Reminding listeners of Eerdmans’ roots in the Dutch Reformed tradition, Byers asked about the series’ foundations and how the editors envisioned the series evolving. Carter said that the series’ earliest entries were dominated by white, American, male, Protestant, and clerical subjects. But the editors believe that the series can reflect the evolving mainstream of the historical field, as well as the name of the series itself, by exploring subjects from diverse religions, genders, races, classes, and nations of origin. Gin Lum stressed their desire to balance between biographies of lesser-known but important figures and household names.

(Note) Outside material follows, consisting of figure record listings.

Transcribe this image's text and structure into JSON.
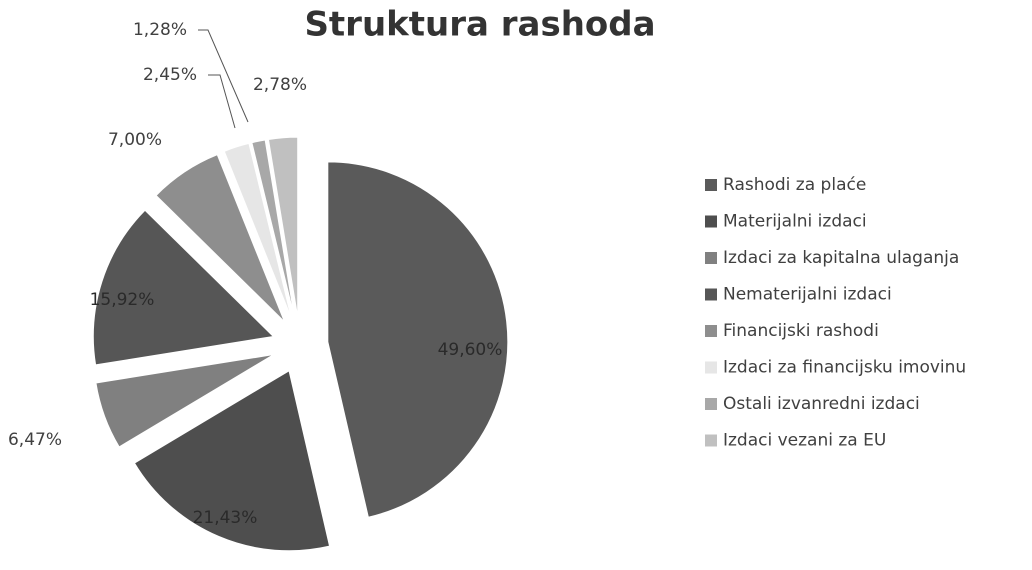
{
  "chart_data": {
    "type": "pie",
    "title": "Struktura rashoda",
    "categories": [
      "Rashodi za plaće",
      "Materijalni izdaci",
      "Izdaci za kapitalna ulaganja",
      "Nematerijalni izdaci",
      "Financijski rashodi",
      "Izdaci za financijsku imovinu",
      "Ostali izvanredni izdaci",
      "Izdaci vezani za EU"
    ],
    "values": [
      49.6,
      21.43,
      6.47,
      15.92,
      7.0,
      2.45,
      1.28,
      2.78
    ],
    "value_labels": [
      "49,60%",
      "21,43%",
      "6,47%",
      "15,92%",
      "7,00%",
      "2,45%",
      "1,28%",
      "2,78%"
    ],
    "colors": [
      "#5a5a5a",
      "#4e4e4e",
      "#808080",
      "#565656",
      "#8e8e8e",
      "#e6e6e6",
      "#a8a8a8",
      "#c0c0c0"
    ],
    "legend": "right"
  }
}
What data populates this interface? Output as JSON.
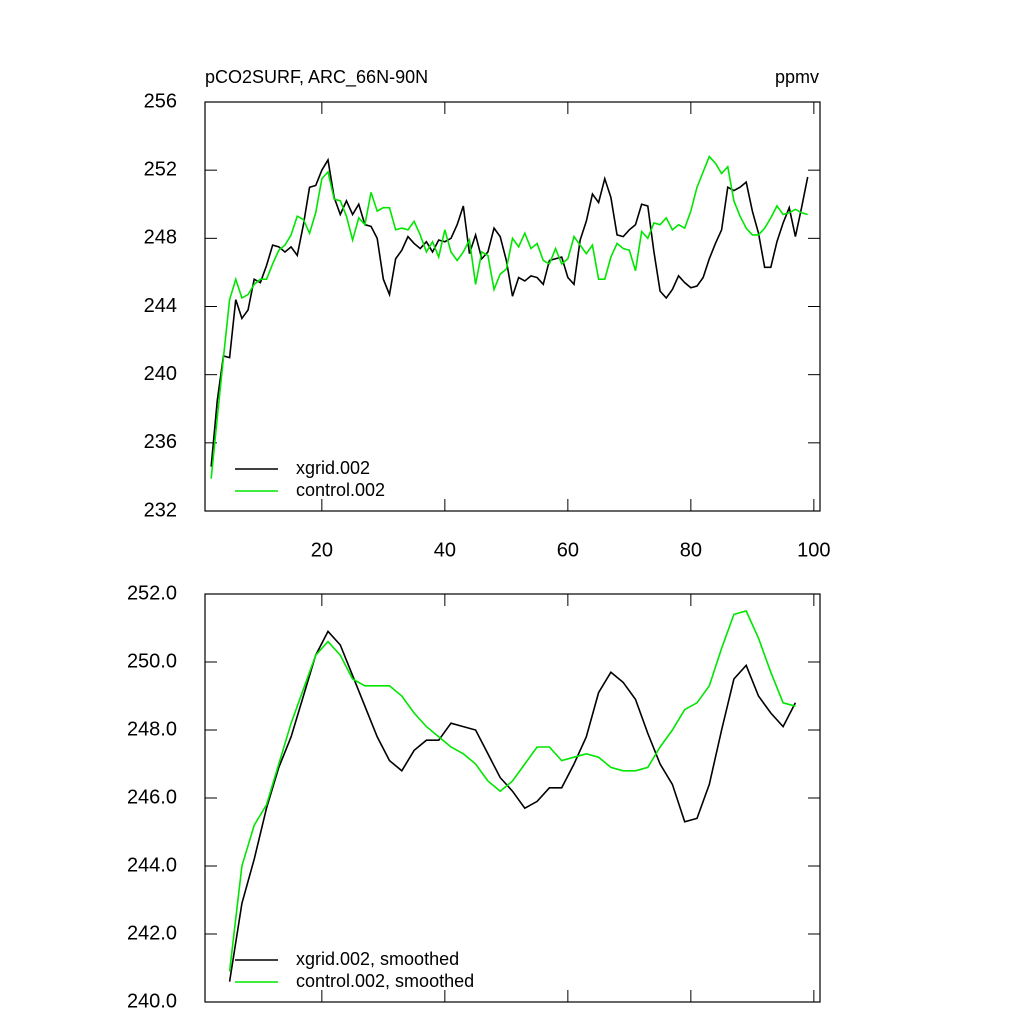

The conversation concluded with Carter and Gin Lum offering advice for authors interested in contributing to the series. Although the coronavirus pandemic has kept them from interacting with scholars at conferences, both Carter and Gin Lum stressed that authors should not hesitate to reach out to them by email or through Twitter to brainstorm ideas and to get advice on submitting proposals. Gin Lum warned that the pitfall for proposals is that authors love their subject too much, which risks turning biography into hagiography. The key, she offered, is for authors to ascertain why their subject matters and to state this clearly, not merely to assume that readers will care as much as they do. Most of all, Carter said, the editors were interested in quality writing and in books that appeal to a range of readers from academic historians to undergraduate students and a general audience.
Philip Byers and Stephen M. Koeth, C.S.C., are postdoctoral fellows at the University of Notre Dame's Cushwa Center.